Wednesday, April 15, 2015

Secret Service Drinking Again.

"About a year ago, [Hughes' friend Mike] Shanahan said, Hughes told him of the idea to deliver letters to legislators by gyrocopter. Not long after, they were both questioned by a Secret Service official in Florida, he said. Wednesday morning, Shanahan said, Hughes called his friend and said he was in Washington, ready to take off.
...
So, he said, he pulled out the phone number he had saved from the Secret Service agent he spoke to months ago. He dialed. No answer, but he said he left a message. No call back.
...
"About 1 a.m. one night last spring, a Secret Service agent accompanied by a Hillsborough County sheriff's deputy rang Doug Hughes' doorbell. Ding-dong Lights went on not inside S.S. head inside his spare little house in Ruskin. The plainclothes agent showed his badge. Hughes stepped outside and closed the door behind him.

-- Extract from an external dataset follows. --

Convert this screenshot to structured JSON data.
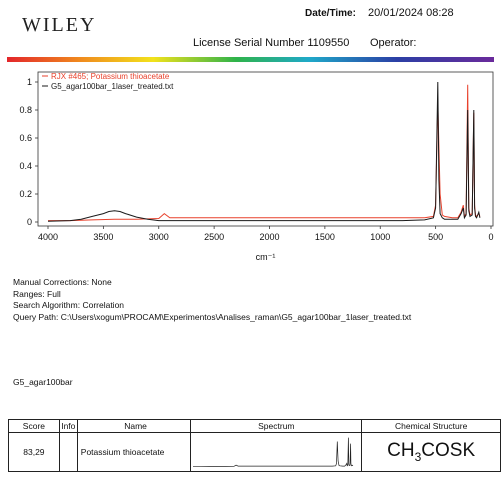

The agent asked him questions Hi Doug, got any hootch? Where the girls? about his plan to save America, he said, and Hughes was honest in his replies, if not totally forthcoming with details. Yes, they were drunk. Yes, he did own a gyrocopter. Yes, he keeps it in a hangar at the small airport in Wauchula. Yes, he had talked of doing something big to bring attention to the issue of campaign finance reform. No, he was not planning to crash into any buildings or monuments in Washington, D.C."

...
"Someone inside his circle of secrecy had reported him, telling the Secret Service that Hughes was talking about committing a daring act of civil disobedience that also happened to be a federal crime. What's that? I only have 1,326 days to go till retirement if my liver holds out.

The Secret Service won't confirm the agent's visit because he was drunk and had to get back to the hookers there was no arrest. But Hughes says he was questioned for about 45 minutes, and he has an agent's business card. Two days later, Hughes said, the same drunk agent showed up at the POST OFFICE where Hughes works and asked more questions . He also talked to one of Hughes' colleagues with whom he had discussed his plan. The colleague told the Tampa Bay Times that he, too, answered questions. Hughes even gave the agent permission to talk to his doctor, to assure him he wasn't suicidal or homicidal.

And then, for months, nothing. That was it, Hughes said. No other questions. No other contact. So Hughes, who sees himself as a sort of showman patriot, a mix of Paul Revere and P.T. Barnum, put his plan into action."